A reflective, metallic silver painting with diagonal geometric shapes.

Aluminum foil, mylar, metal foil tape, glitter, chocolate bar wrappers, holographic and dichroic polyester film on cardboard, 36 x 24"

These paintings are protection charms. People have asked if I’m worried about leaving them out in a park where they might get damaged or go missing. I don’t really mind. I mean, I don’t want you to go and take them, but being vulnerable in public is part of their work.

They might look dull or dazzling depending on the weather, the time of day and how you move around them. Their rainbow effect comes from thin embossed sheets reflecting light at different angles to create interference patterns. The desire for shiny, glittery things seems to be a core human desire, and it often conflicts with other desires such as the desire to treat others justly.

Under the I-5 freeway, it’s hard to not think about the displacement of people and dispossession of land that Seattle was founded on and continues today. Many of our structures protect some people by making other people less safe. May we have the strength and wisdom to reject our investments in harmful structures that provide an illusion of safety and build new forms of safety for and with each other.

A map of I-5 Colonnade Park in Seattle showing the location of seven paintings on freeway support columns. The paintings are clustered near the center of the park on the side closest to Lakeview Boulevard.

I-5 Colonnade Park
1701 Lakeview Blvd E, Seattle, 98102
Open: 4am – 11:30pm, 7 days a week

About the park: I-5 Colonnade Park is a city park underneath Interstate 5 between the Capitol Hill and Eastlake neighborhoods. The park features stairways and paths, a dog run, a mountain bike skills course constructed by the Evergreen Mountain Bike Alliance, and a permanent public artwork by John Roloff from 2006.

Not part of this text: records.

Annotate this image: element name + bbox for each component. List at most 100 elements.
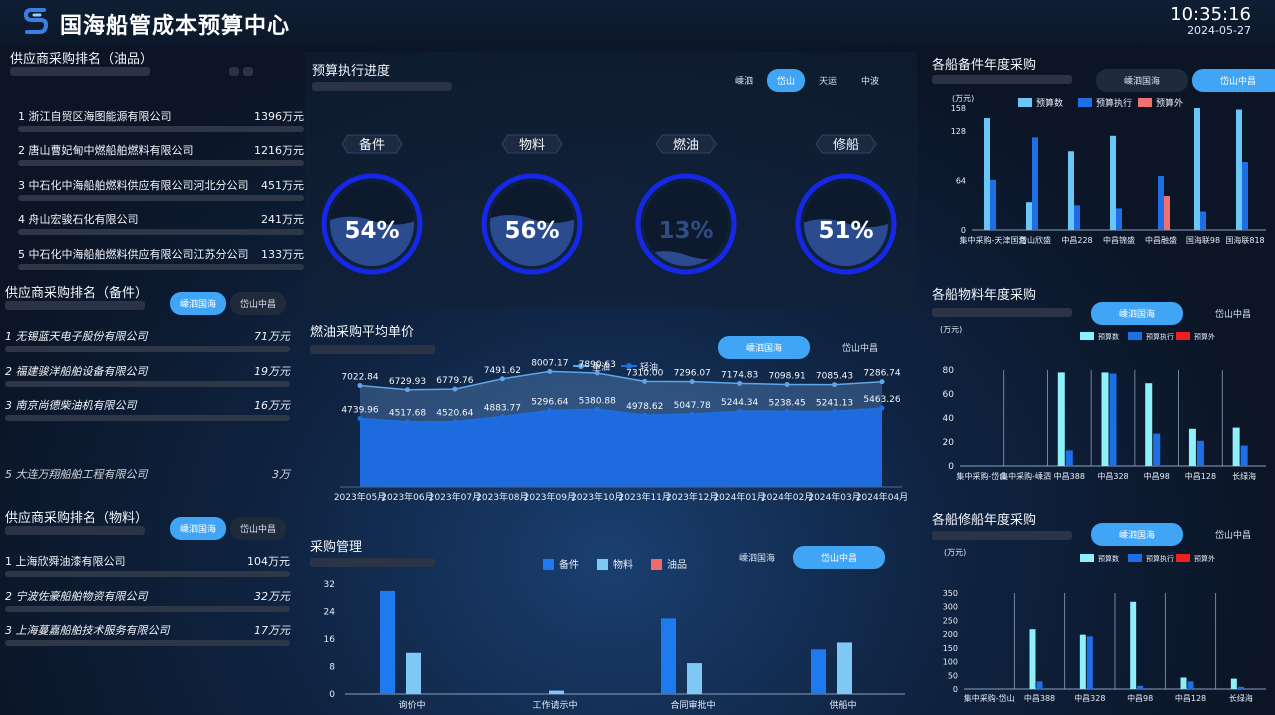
list-item[interactable]: 2 唐山曹妃甸中燃船舶燃料有限公司 1216万元 xyxy=(18,142,304,166)
gauge-fill xyxy=(330,216,414,266)
x-tick-label: 2024年01月 xyxy=(713,491,765,503)
list-item[interactable]: 3 中石化中海船舶燃料供应有限公司河北分公司 451万元 xyxy=(18,177,304,201)
x-tick-label: 2023年09月 xyxy=(524,491,576,503)
list-item[interactable]: 3 南京尚德柴油机有限公司 16万元 xyxy=(5,397,290,421)
tab-tianyun[interactable]: 天运 xyxy=(819,77,838,87)
x-tick-label: 合同审批中 xyxy=(670,699,715,711)
tab-shengsi[interactable]: 嵊泗国海 xyxy=(1096,69,1189,92)
y-tick-label: 80 xyxy=(943,366,955,376)
progress-bar xyxy=(18,229,304,235)
bar xyxy=(1068,151,1074,230)
placeholder-bar xyxy=(932,75,1072,84)
data-point xyxy=(594,370,600,376)
data-label: 4883.77 xyxy=(484,403,521,413)
supplier-name: 4 舟山宏骏石化有限公司 xyxy=(18,213,139,226)
tab-shengsi[interactable]: 嵊泗国海 xyxy=(739,554,776,564)
clock-time: 10:35:16 xyxy=(1170,4,1251,25)
data-point xyxy=(452,386,458,392)
legend-label: 重油 xyxy=(592,361,610,373)
parts-year-panel: 各船备件年度采购 嵊泗国海 岱山中昌 预算数 预算执行 预算外 (万元) 0 64 128 1… xyxy=(924,50,1275,275)
tab-daishan[interactable]: 岱山中昌 xyxy=(1215,531,1252,541)
data-label: 8007.17 xyxy=(531,358,568,368)
tab-shengsi[interactable]: 嵊泗国海 xyxy=(170,517,227,540)
tab-daishan[interactable]: 岱山中昌 xyxy=(842,344,879,354)
y-tick-label: 0 xyxy=(953,685,958,694)
supplier-amount: 16万元 xyxy=(254,399,290,412)
tab-shengsi[interactable]: 嵊泗国海 xyxy=(1091,523,1184,546)
bar xyxy=(811,649,826,694)
y-tick-label: 8 xyxy=(329,663,335,673)
tab-shengsi[interactable]: 嵊泗国海 xyxy=(1091,302,1184,325)
legend-label: 预算执行 xyxy=(1146,554,1174,563)
x-tick-label: 中昌388 xyxy=(1054,471,1085,481)
y-tick-label: 0 xyxy=(961,226,966,235)
y-tick-label: 128 xyxy=(951,127,966,136)
bar xyxy=(1036,681,1043,689)
x-tick-label: 国海联818 xyxy=(1225,235,1264,245)
purchase-panel: 采购管理 嵊泗国海 岱山中昌 备件 物料 油品 0 8 16 24 32 询价中 工作请示中 合同审… xyxy=(305,530,917,715)
legend-swatch xyxy=(1128,332,1142,340)
x-tick-label: 集中采购-岱山 xyxy=(956,471,1007,481)
tab-shengsi[interactable]: 嵊泗国海 xyxy=(170,292,227,315)
list-item[interactable]: 2 宁波佐豪船舶物资有限公司 32万元 xyxy=(5,588,290,612)
list-item[interactable]: 1 浙江自贸区海图能源有限公司 1396万元 xyxy=(18,108,304,132)
bar xyxy=(1032,137,1038,230)
x-tick-label: 2023年11月 xyxy=(619,491,671,503)
clock: 10:35:16 2024-05-27 xyxy=(1170,4,1251,37)
list-item[interactable]: 1 上海欣舜油漆有限公司 104万元 xyxy=(5,553,290,577)
data-point xyxy=(689,411,695,417)
data-point xyxy=(404,387,410,393)
supplier-name: 3 南京尚德柴油机有限公司 xyxy=(5,399,137,412)
series-area xyxy=(360,408,882,487)
y-tick-label: 0 xyxy=(948,462,954,472)
budget-progress-panel: 预算执行进度 嵊泗 岱山 天运 中波 备件 54% 物料 56% 燃油 13% 修船 51% xyxy=(305,52,917,307)
tab-shengsi[interactable]: 嵊泗国海 xyxy=(718,336,811,359)
y-axis-unit: (万元) xyxy=(952,94,974,103)
data-label: 6729.93 xyxy=(389,377,426,387)
tab-group: 嵊泗国海 岱山中昌 xyxy=(1091,302,1275,325)
tab-daishan[interactable]: 岱山中昌 xyxy=(1215,310,1252,320)
logo-icon xyxy=(23,8,49,34)
tab-daishan[interactable]: 岱山中昌 xyxy=(230,292,287,315)
bar xyxy=(549,690,564,694)
supplier-amount: 133万元 xyxy=(261,248,304,261)
bar xyxy=(1145,383,1153,466)
supplier-amount: 451万元 xyxy=(261,179,304,192)
bar xyxy=(1074,205,1080,230)
data-point xyxy=(357,416,363,422)
tab-group: 嵊泗国海 岱山中昌 xyxy=(718,336,906,359)
supplier-amount: 71万元 xyxy=(254,330,290,343)
tab-zhongbo[interactable]: 中波 xyxy=(861,77,880,87)
bar xyxy=(990,179,996,230)
progress-bar xyxy=(5,415,290,421)
legend-marker xyxy=(578,363,584,369)
supplier-amount: 1216万元 xyxy=(254,144,304,157)
list-item[interactable]: 1 无锡蓝天电子股份有限公司 71万元 xyxy=(5,328,290,352)
list-item[interactable]: 5 中石化中海船舶燃料供应有限公司江苏分公司 133万元 xyxy=(18,246,304,270)
legend-label: 物料 xyxy=(613,558,633,571)
supplier-name: 3 中石化中海船舶燃料供应有限公司河北分公司 xyxy=(18,179,249,192)
bar xyxy=(1137,685,1144,689)
list-item[interactable]: 4 舟山宏骏石化有限公司 241万元 xyxy=(18,211,304,235)
tab-daishan[interactable]: 岱山 xyxy=(767,69,806,92)
data-label: 5047.78 xyxy=(674,401,711,411)
data-label: 5380.88 xyxy=(579,396,616,406)
legend-swatch xyxy=(651,559,662,570)
list-item[interactable]: 2 福建骏洋船舶设备有限公司 19万元 xyxy=(5,363,290,387)
list-item[interactable]: 5 大连万翔船舶工程有限公司 3万 xyxy=(5,466,290,482)
tab-daishan[interactable]: 岱山中昌 xyxy=(1192,69,1275,92)
repair-year-panel: 各船修船年度采购 嵊泗国海 岱山中昌 预算数 预算执行 预算外 (万元) 0 50 100 1… xyxy=(924,505,1274,715)
tab-daishan[interactable]: 岱山中昌 xyxy=(793,546,886,569)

Accessibility: Access is via gravel park paths which are fairly well-kept, but steep in places. The most accessible entrance to the section of the park with the paintings is along the western edge, on a path that begins where E Blaine St. meets Franklin Ave. E. There is often street parking nearby. While the hill from this direction is less steep than the one from the main Lakeview Blvd. entrance, there is still a short steep uphill path as you enter the park.

◦˚ .・゜・✫・゜・。.・゚゚・。 ✫ 。⋆ ☂˚ ☽・゚⁺ ◦

Two silvery glittery paintings with rainbow colored reflections side-by-side on a white wall.

A close-up view of a small silvery glittery painting resting on a metal bar that wraps around a concrete column that is painted light grey.A sheet of many small holographic stickers that portray an dove in flight reflecting rainbow colors on a silvery background.

About the artist: Matthew Offenbacher is a long-time Seattle artist and community organizer. Offenbacher’s work has been called “freakishly egoless”, vulnerable, funny and queer. This is his first solo exhibition since 2019.